3. Don’t start eating until everyone is served.
This one is elementary. Dishes don’t always come out of the kitchen at exactly the same time, and you can usually afford to wait two or three minutes until everyone is served. Italians will tell you, not without reason, that one exception to this rule is with risotto, which can turn quickly from a delicious rice dish into a mess of porridge. “The diner waits for the risotto, the risotto doesn’t wait for the diner,” they say. Sometimes, a diner being forced to wait an unreasonably long time for his or her food might say to tablemates “Go ahead and start before it gets cold.” Whether you do or not is an individual decision.
4. Use the right utensils
This really shouldn’t be as daunting as people sometimes make it out to be. Most restaurant tables today are set simply with a fork to the left of the plate and a dinner knife and spoon to the right (or with chopsticks). You can presumably figure that one out. In some fancy restaurants, there may be more than one fork or spoon, in which case start from the outside and work your way in. (The salad fork, for instance, is to the left of the dinner fork, so that’s the one you use for your appetizer salad.) The spoon (and/or sometimes fork) at the top of the plate is for dessert. In some very fancy restaurants, fresh course-specific cutlery is brought with each dish, so that one’s a no-brainer.
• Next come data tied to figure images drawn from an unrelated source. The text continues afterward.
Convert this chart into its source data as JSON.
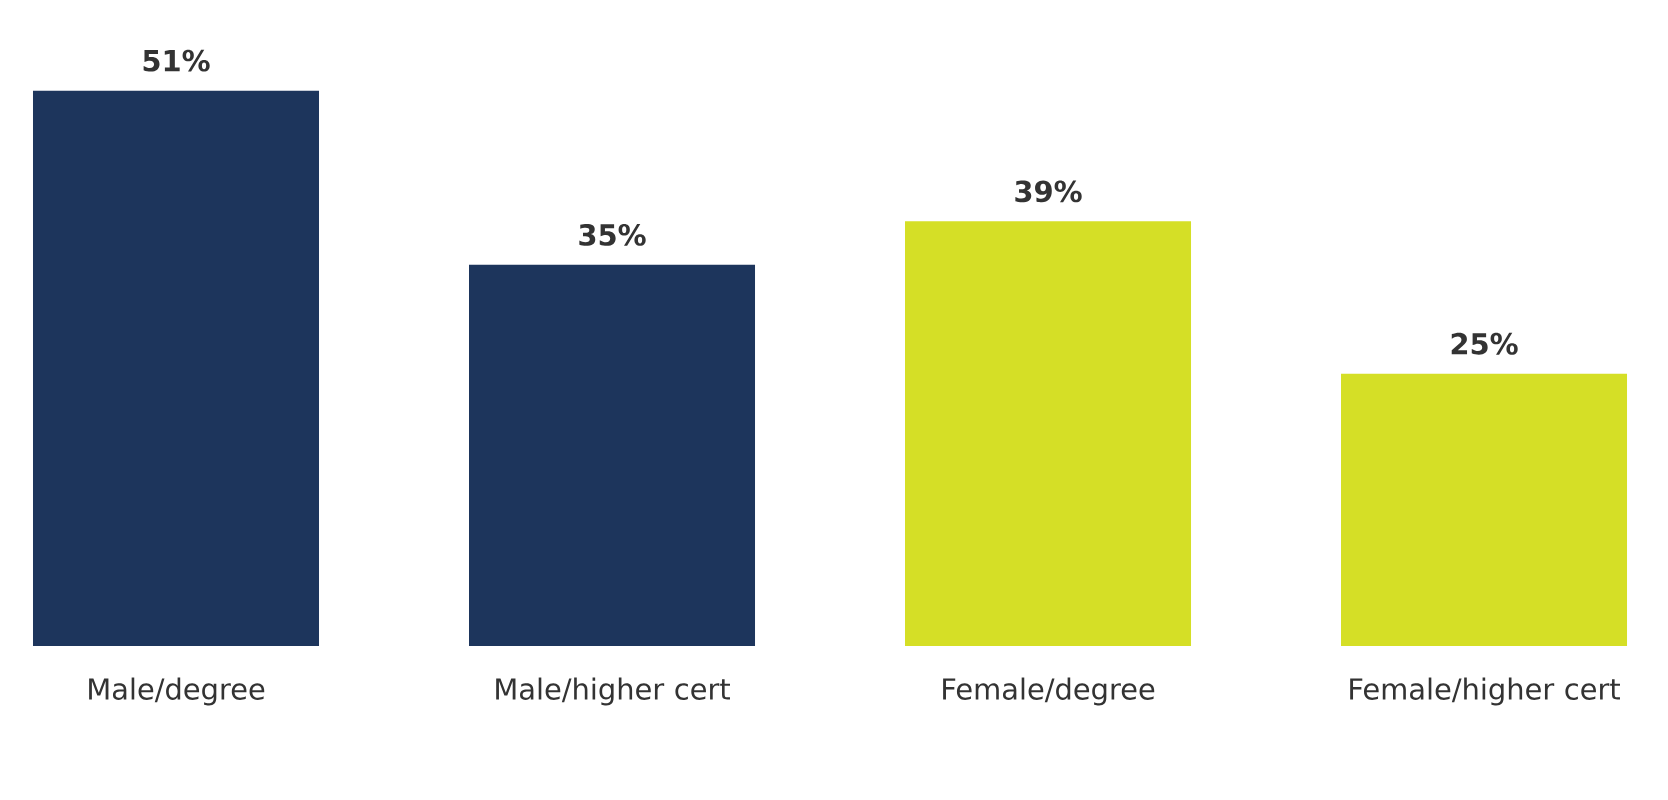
{
  "chart_data": {
    "type": "bar",
    "categories": [
      "Male/degree",
      "Male/higher cert",
      "Female/degree",
      "Female/higher cert"
    ],
    "values": [
      51,
      35,
      39,
      25
    ],
    "value_labels": [
      "51%",
      "35%",
      "39%",
      "25%"
    ],
    "colors": [
      "#1d355c",
      "#1d355c",
      "#d5df26",
      "#d5df26"
    ]
  }
}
5. Know the rules for family-style eating
In earlier times, it was mostly Chinese and Italian restaurants that served food on large platters to be shared around the table. Now almost any kind of restaurant might present its offerings that way. This can be a great way to eat — easy, fun, friendly — but it’s important to remember some basic rules: (1.) Pass the platter or bowl counterclockwise. Why? Tradition. The important thing is that food should always go in the same direction to avoid collisions. If you’d rather pass things clockwise, go right ahead; just make sure everybody else knows the drill. (2.) Help yourself with the serving utensils provided, not your own fork or spoon. (3.) Don’t reach across the table for food; wait till it’s passed. (4.) If the group is large and (especially) if the food is dripping with sauce, offer to serve others as they pass their plates your way. (5.) Eyeball the quantity of food served and don’t take more than your share.